Using an array of sizes instead of offsets would lead to a loop construct like this. I'm not sure which is better; there's probably not that much difference …

MD_OFFSET ofs;
MD_SIZE   sz;
size_t    k;

for (k = 0; ofs < pattr->size; ofs += sz, ++k) {
    const MD_CHAR *const chunkp  = ofs;
    const MD_SIZE        chunksz = (sz = pattr->substr_sizes[k]);
    const MD_TEXTTYPE    chunktp = pattr->substr_types[k];

    process(chunktp, chunkp, chunksz);
}

[ Edit: Well, on second thought, the first version, using offsets, looks a bit easier to write and understand. But I would be fine with either one of these API constructs. ]

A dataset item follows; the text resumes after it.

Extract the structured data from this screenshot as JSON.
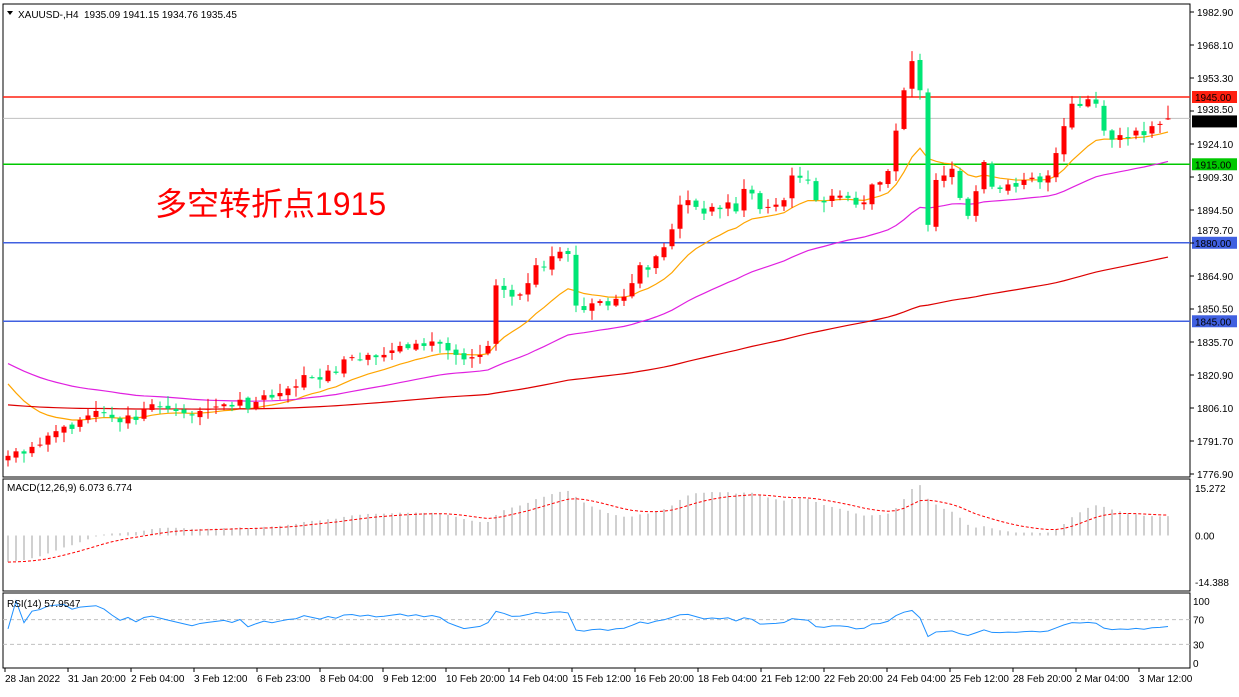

mity commented 7 years ago

According to your description, a renderer could process all the portions (or chunks, or segments, ...) in the text like this, right? (skipped the code)

Yes, exactly.

Using an array of sizes instead of offsets would lead to a loop construct like this. I'm not sure which is better; there's probably not that much difference … (skipped the code)

I prefer the offsets as app then does not need the accumulator. But that's just matter of personal preference and in this it's impossible to satisfy everybody...

tin-pot commented 7 years ago

Yes, accumulating seems less straightforward than just "computing" the size as ofs[k+1]-ofs[k].

I think I'd prefer that too, I just wanted a quick "test ride" with both API variants ;-)